Stew Lilker’s

Columbia County Observer

Real news for working families.  An online newspaper


FL Still At Bottom Of Senior Care Barrel   

ST. PETERSBURG, FL - Florida is still near the bottom on a first-ever scorecard by AARP that ranks states on how well they provide long-term health care for seniors and people with disabilities. Florida is number 41 overall and, in some subcategories, the state ranks even lower.

Full report
SCAN Foundation

At AARP Florida, Jessyca Sosa says Floridians should not expect the long-term care score to improve in the coming years.

"And it's also very clear that the average person, the middle-class family, in no way, shape or form can afford to pay for the type of costs that they face under our current system."

Sosa is AARP's southeast regional spokesperson.

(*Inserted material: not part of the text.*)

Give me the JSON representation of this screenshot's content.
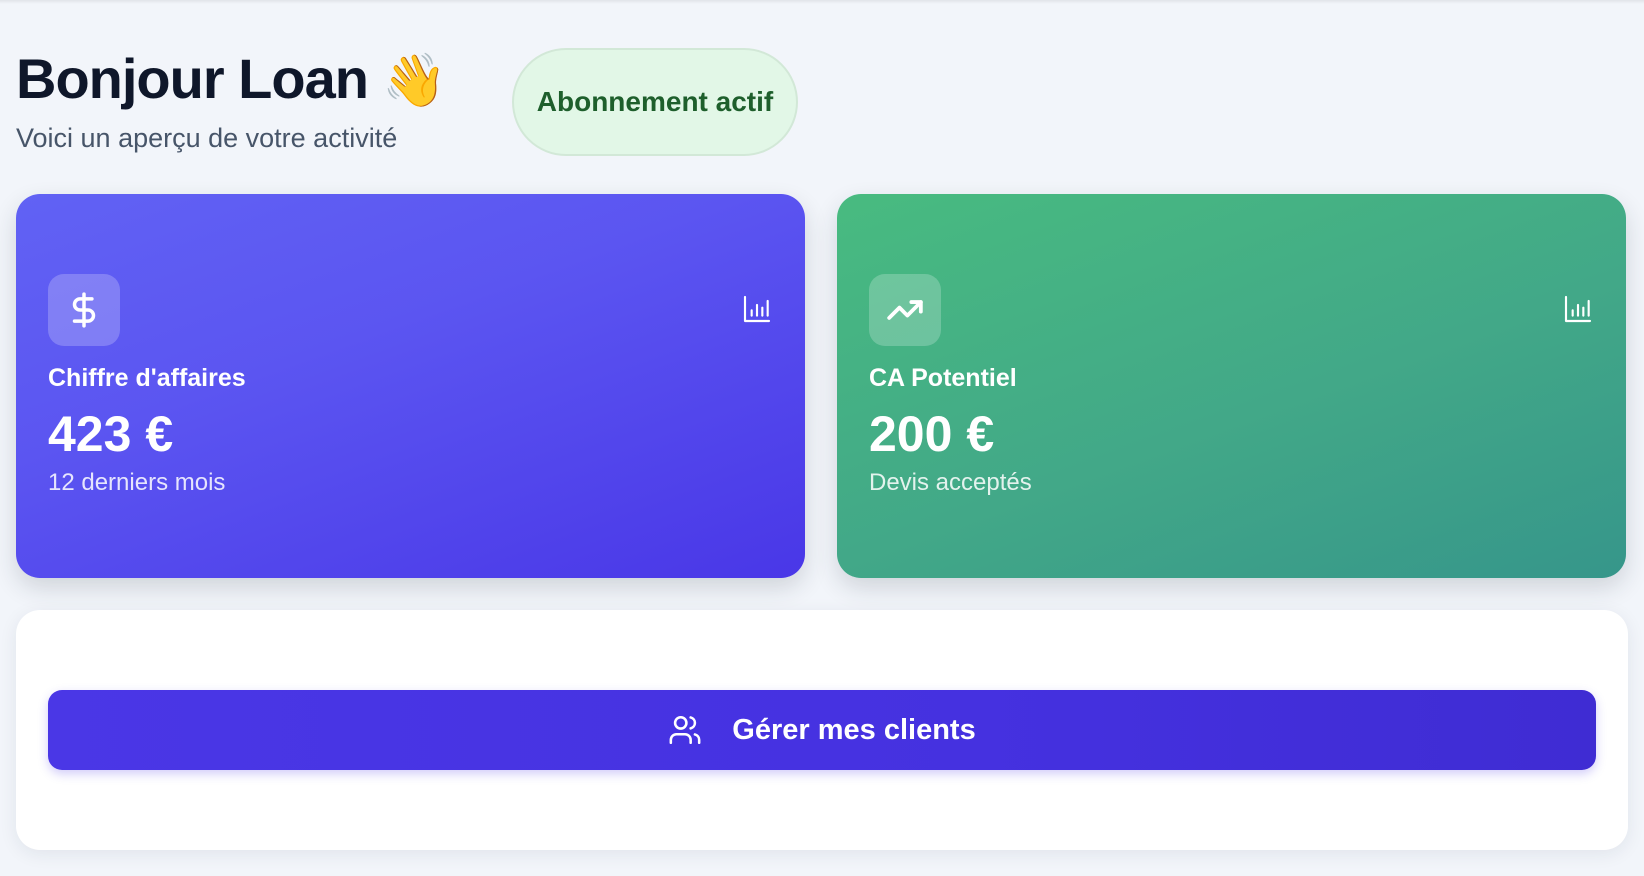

At the other end of the scorecard, but still not encouraging, she notes that Florida has the fifth highest nursing staff turnover of any state.

The report, Raising Expectations: A State Scorecard on Long-Term Services and Supports for Older Adults, People with Physical Disabilities, and Family Caregivers, covers four areas: affordability and accessibility, choice of setting, quality of care and support for family caregivers.

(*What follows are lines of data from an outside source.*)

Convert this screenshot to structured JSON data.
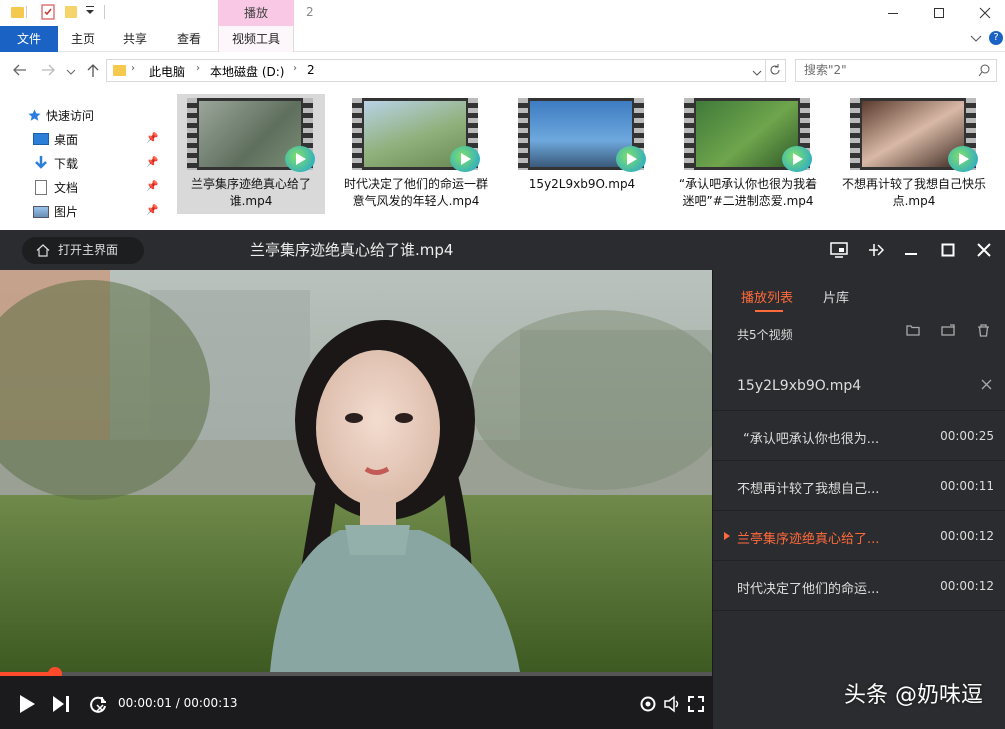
{
  "explorer": {
    "contextual_tab": "播放",
    "title": "2",
    "ribbon_tabs": [
      "文件",
      "主页",
      "共享",
      "查看",
      "视频工具"
    ],
    "address": [
      "此电脑",
      "本地磁盘 (D:)",
      "2"
    ],
    "search_placeholder": "搜索\"2\"",
    "nav": {
      "quick_access": "快速访问",
      "items": [
        "桌面",
        "下载",
        "文档",
        "图片"
      ]
    },
    "files": [
      {
        "name": "兰亭集序迹绝真心给了谁.mp4",
        "selected": true
      },
      {
        "name": "时代决定了他们的命运一群意气风发的年轻人.mp4",
        "selected": false
      },
      {
        "name": "15y2L9xb9O.mp4",
        "selected": false
      },
      {
        "name": "“承认吧承认你也很为我着迷吧”#二进制恋爱.mp4",
        "selected": false
      },
      {
        "name": "不想再计较了我想自己快乐点.mp4",
        "selected": false
      }
    ]
  },
  "player": {
    "home_label": "打开主界面",
    "title": "兰亭集序迹绝真心给了谁.mp4",
    "time_current": "00:00:01",
    "time_total": "00:00:13",
    "time_display": "00:00:01 / 00:00:13",
    "progress": 0.077,
    "side": {
      "tabs": [
        "播放列表",
        "片库"
      ],
      "count": "共5个视频",
      "playlist": [
        {
          "name": "15y2L9xb9O.mp4",
          "duration": "",
          "active": false
        },
        {
          "name": "“承认吧承认你也很为...",
          "duration": "00:00:25",
          "active": false
        },
        {
          "name": "不想再计较了我想自己...",
          "duration": "00:00:11",
          "active": false
        },
        {
          "name": "兰亭集序迹绝真心给了...",
          "duration": "00:00:12",
          "active": true
        },
        {
          "name": "时代决定了他们的命运...",
          "duration": "00:00:12",
          "active": false
        }
      ]
    }
  },
  "watermark": "头条 @奶味逗",
  "colors": {
    "accent": "#ff6a3b",
    "file_tab": "#1a63c4",
    "player_bg": "#2b2c2f"
  }
}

 Florida ranks 44th in terms of providing seniors a choice of where to receive their care, with nursing homes often the only option. Sosa would like to see improvement here, as well.

"You know, the fact is, is that most people, if given a preference, would prefer not to have to go to a nursing facility. They want services in their homes and communities."

Home or community-based care is also less expensive than nursing home care, adds Sosa, which is another reason for the trend away from institutional care.